Attentat du 14 juillet et son impact sur l’attractivité du territoire et de l’Eco-Vallée :
"Les investisseurs avec lesquels on a signé ces dernières années, et dont les projets sont en voie d’émergence ou émergeront, ne se sont pas rétractés. C’est un premier point. Ensuite, ce qui s’est passé nous pousse à aller encore plus loin dans la numérisation de notre territoire, et donne paradoxalement un caractère d’attractivité fort auprès des industriels et investisseurs qui veulent faire de notre ville un laboratoire à présenter à leurs clients. Je ne relève donc pas de faiblesse de ce côté-là, même s’il faudra juger sur la durée.

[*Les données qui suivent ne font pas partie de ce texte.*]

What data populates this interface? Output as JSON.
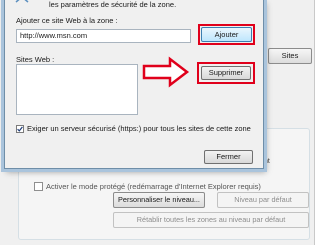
{
  "background": {
    "sites_button_label": "Sites",
    "group_partial_text": "nt",
    "protected_mode_label": "Activer le mode protégé (redémarrage d'Internet Explorer requis)",
    "custom_level_label": "Personnaliser le niveau...",
    "default_level_label": "Niveau par défaut",
    "reset_all_label": "Rétablir toutes les zones au niveau par défaut"
  },
  "dialog": {
    "top_text": "les paramètres de sécurité de la zone.",
    "add_label": "Ajouter ce site Web à la zone :",
    "add_input_value": "http://www.msn.com",
    "add_button_label": "Ajouter",
    "websites_label": "Sites Web :",
    "remove_button_label": "Supprimer",
    "https_checkbox_label": "Exiger un serveur sécurisé (https:) pour tous les sites de cette zone",
    "https_checked": true,
    "close_button_label": "Fermer"
  },
  "colors": {
    "highlight": "#e0001b",
    "dialog_border": "#6f8ea8"
  }
}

D’où le prochain lancement par la Région et la Métropole d’un grand plan de communication à l’international auprès de pays cibles dans lequel nous proposerons des conditions attractives pour ceux qui s’installeront chez nous."

L’annulation des événements qui s’accumulent :
"Si nous avons annulé des événements importants, comme le championnat d’Europe de cyclisme qui avait permis des réservations hôtelières conséquentes, c’est parce que nous ne pouvions pas faire autrement. Aujourd’hui, nous réfléchissons à une politique événementielle nouvelle, car on ne peut plus imaginer les politiques événementielle, culturelle, sportive, économique sur le même modèle, à savoir une population de masse sur des espaces publics. Il faut repenser tout cela dans des espaces contrôlés pour continuer à attirer des visiteurs."